"Tracey’s Takeaways" is a regular feature that focuses on employee development, management issues, leadership and organizational culture.

This article offers five key leadership fundamentals from Kim Christiansen, NRECA's managing director, governance and business strategy. Kim works with cooperative leadership to improve governance.

There are two common leadership questions that I get. One comes from boards who are seeking a new leader or evaluating a current one. They ask “what" to look for in leadership. The other comes from employees interested in becoming a leader or a current CEO who wishes to improve their skills. They ask “how" to become a good leader.

My response is simple: You have to work at being a great leader. I believe that all leadership principles can be condensed into these five key leadership fundamentals:

1. A Great Leader Practices Appreciation and Humility

Great leaders know that leaders demonstrate both appreciation for those around them and humility by encouraging others and acknowledging contributions.

A great leader:

  • Listens to and recognizes concerns, both express and implied, with which those around him/her are struggling.

  • Adapts and lives with the difficulties that others face.

  • Works to understand challengesnot the leader'sbut those shared by others.

  • Acts purposefully, by seeking information and listening to others, rather than just reacting.

  • Welcomes input and gives credit where credit is due.

2. A Great Leader Stresses Communication

Good communication builds trust, improves productivity and ensures that the job is done right.

A great leader:

  • Communicates ideas in a manner that allows others to see the problem and the solutions.

  • Simplifies concepts to make the assignment clear or the mission understandable.

  • Understands that having a team that sees the overall picture is better than individuals assigned to each do a task.

  • Knows the team must understand why component parts, even the lowly ones, are vital.

  • Freely shares information rather than hoards it to increase his/her own power.

  • Listens as much as speaks; plans as much as delivers; shares personal moments as much as addresses the room.

3. A Great Leader Understands and Cultivates Trust

A great leader builds trust by:

  • Appreciating that trust is a two-way street. People will not trust if they do not feel trusted. Far worse, others may lose their ability to do their best work.

  • Delegating without trying to control the details. They understand that once delegated, others must be given the authority to do what needs to be done.

  • Accepting failure in some efforts. Allowing others to fail can be a positive lesson and great leaders encourage learning from mistakes.

  • Recognizing great ideas and solutions can come from anywhere.

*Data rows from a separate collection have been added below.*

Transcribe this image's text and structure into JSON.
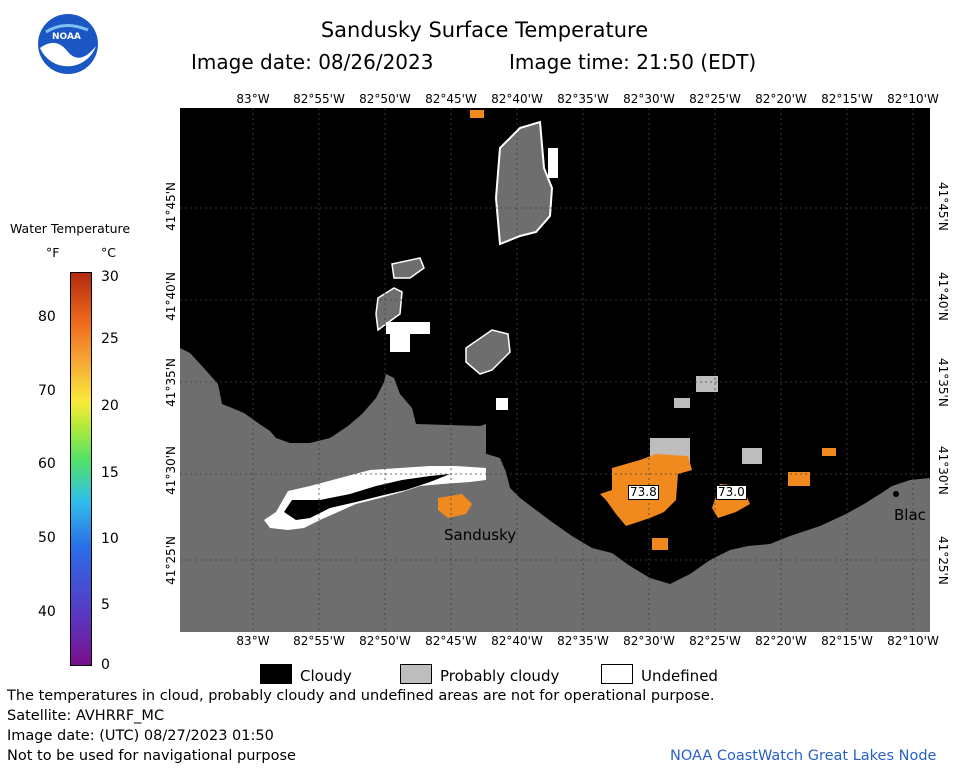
{
  "header": {
    "title": "Sandusky Surface Temperature",
    "image_date": "Image date: 08/26/2023",
    "image_time": "Image time: 21:50 (EDT)"
  },
  "logo": {
    "text": "NOAA"
  },
  "map": {
    "longitude_labels": [
      "83°W",
      "82°55'W",
      "82°50'W",
      "82°45'W",
      "82°40'W",
      "82°35'W",
      "82°30'W",
      "82°25'W",
      "82°20'W",
      "82°15'W",
      "82°10'W"
    ],
    "latitude_labels": [
      "41°45'N",
      "41°40'N",
      "41°35'N",
      "41°30'N",
      "41°25'N"
    ],
    "place_labels": {
      "sandusky": "Sandusky",
      "blac": "Blac"
    },
    "temperature_labels": [
      "73.8",
      "73.0"
    ],
    "colors": {
      "land": "#6e6e6e",
      "cloudy": "#000000",
      "probably_cloudy": "#bdbdbd",
      "undefined": "#ffffff",
      "warm_water": "#f08a1e"
    }
  },
  "legend": {
    "title": "Water Temperature",
    "unit_f": "°F",
    "unit_c": "°C",
    "fahrenheit_ticks": [
      "40",
      "50",
      "60",
      "70",
      "80"
    ],
    "celsius_ticks": [
      "0",
      "5",
      "10",
      "15",
      "20",
      "25",
      "30"
    ]
  },
  "key": {
    "cloudy": "Cloudy",
    "probably_cloudy": "Probably cloudy",
    "undefined": "Undefined"
  },
  "footer": {
    "line1": "The temperatures in cloud, probably cloudy and undefined areas are not for operational purpose.",
    "line2": "Satellite: AVHRRF_MC",
    "line3": "Image date: (UTC) 08/27/2023  01:50",
    "line4": "Not to be used for navigational purpose",
    "credit": "NOAA CoastWatch Great Lakes Node"
  }
}
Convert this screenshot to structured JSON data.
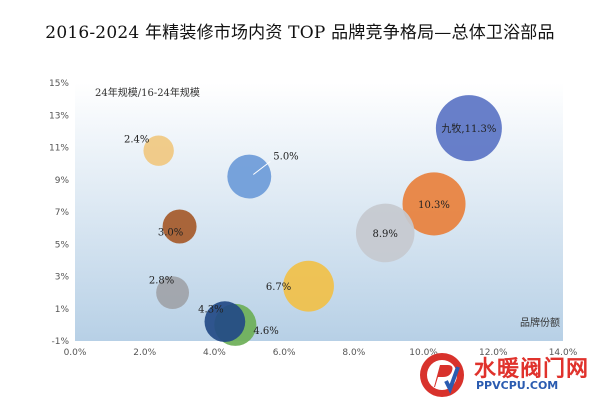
{
  "page": {
    "title": "2016-2024 年精装修市场内资 TOP 品牌竞争格局—总体卫浴部品"
  },
  "watermark": {
    "text_cn": "水暖阀门网",
    "url": "PPVCPU.COM"
  },
  "chart_data": {
    "type": "scatter",
    "title": "2016-2024 年精装修市场内资 TOP 品牌竞争格局—总体卫浴部品",
    "ylabel": "24年规模/16-24年规模",
    "xlabel": "品牌份额",
    "xlim": [
      0,
      14
    ],
    "ylim": [
      -1,
      15
    ],
    "x_ticks": [
      "0.0%",
      "2.0%",
      "4.0%",
      "6.0%",
      "8.0%",
      "10.0%",
      "12.0%",
      "14.0%"
    ],
    "y_ticks": [
      "-1%",
      "1%",
      "3%",
      "5%",
      "7%",
      "9%",
      "11%",
      "13%",
      "15%"
    ],
    "grid": false,
    "bubbles": [
      {
        "label": "九牧,11.3%",
        "x": 11.3,
        "y": 12.2,
        "size": 11.3,
        "color": "#5b74c4"
      },
      {
        "label": "10.3%",
        "x": 10.3,
        "y": 7.5,
        "size": 10.3,
        "color": "#e8803c"
      },
      {
        "label": "8.9%",
        "x": 8.9,
        "y": 5.7,
        "size": 8.9,
        "color": "#c5c9cf"
      },
      {
        "label": "6.7%",
        "x": 6.7,
        "y": 2.4,
        "size": 6.7,
        "color": "#f1c048"
      },
      {
        "label": "5.0%",
        "x": 5.0,
        "y": 9.2,
        "size": 5.0,
        "color": "#6c9bd8"
      },
      {
        "label": "4.6%",
        "x": 4.6,
        "y": 0.0,
        "size": 4.6,
        "color": "#6daf57"
      },
      {
        "label": "4.3%",
        "x": 4.3,
        "y": 0.2,
        "size": 4.3,
        "color": "#234a86"
      },
      {
        "label": "3.0%",
        "x": 3.0,
        "y": 6.1,
        "size": 3.0,
        "color": "#a55a2a"
      },
      {
        "label": "2.8%",
        "x": 2.8,
        "y": 2.0,
        "size": 2.8,
        "color": "#9fa3a8"
      },
      {
        "label": "2.4%",
        "x": 2.4,
        "y": 10.8,
        "size": 2.4,
        "color": "#f0c880"
      }
    ]
  }
}
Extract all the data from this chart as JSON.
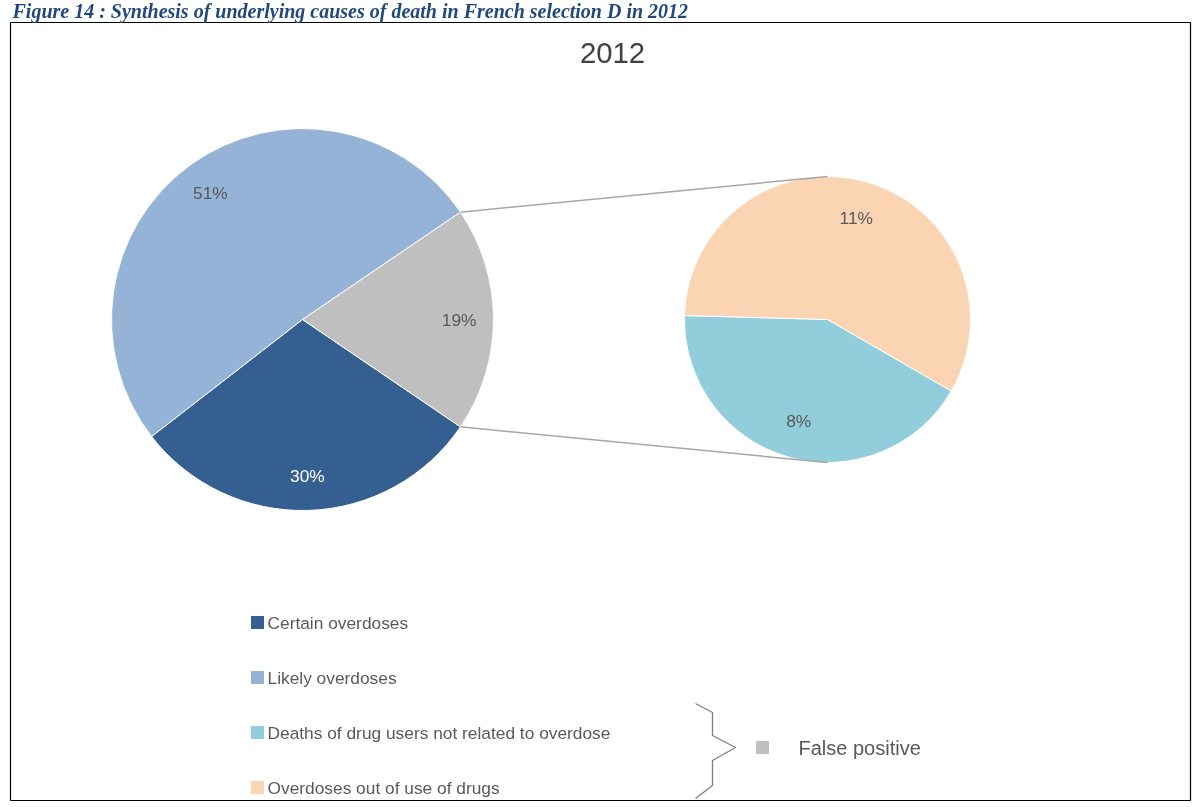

So, they encourage others to challenge their own ideas.

4. A Great Leader Encourages and Practices Innovation

“We've always done it this way." I call those the six fatal words. It is far easier and feels safer to stay with a familiar pattern.

A great leader:

  • Understands both the desire for a routine and the need to innovate and change.

  • Doesn't implement change simply for change's sake.

  • Demonstrates the need for change and allows others to see how it can be done.

  • Acknowledges how hard change can be and encourages and enables others to try new things.

  • Understands that failure is an expected part of change and innovation and encourages those who fail to try again.

5. A Great Leader Works at Becoming a Better Leader

Leaders earn their leadership status through patience, intention, listening and a mindset that includes both long- and short-term impacts.

A great leader:

  • Knows that leadership skills take work and practice.

  • Reflects on past situations for key responses and learns from mistakes.

  • Works with those around him/her to plan for events that may happen.

  • Understands and practices solid risk management and change management.

  • Reads, attends seminars and keeps an open mind to increase, hone and improve their leadership skills.

The leaders I have worked with who appear to have a natural gift for leadership have all indicated that they continually work to hone the five leaderships skills discussed here. They keep learning and keep practicing these skills.

Perhaps Douglas MacArthur best summarized what it takes to be a leader:

"A true leader has the confidence to stand alone, the courage to make tough decisions, and the compassion to listen to the needs of others. He does not set out to be a leader but becomes one by the equality of his actions and the integrity of his intent."

I firmly believe that if you take these five fundamentals to heart then you can become a great leader.

The following reading list includes some classic leadership books:

  • Team of Rivals, Doris Kearns Goodwin
  • The Truth About Leadership, James M. Kouzes and Barry Z. Posner
  • Good to Great: Why Some Companies Make the Leap…and Others Don't, Jim Collins
  • Tribes, Seth Godin
  • The Seven Habits of Highly Effective People, Steven R. Covey
  • The Innovator's Dilemma, Clayton Christensen

As NRECA's managing director, governance and business strategy, Kim Christiansen works with cooperative leadership to improve governance. Prior to joining NRECA, she served as the Chief Executive Officer of the Nebraska Rural Electric Association and Director of Government Relations and Legal Counsel for Kansas Electric Cooperatives.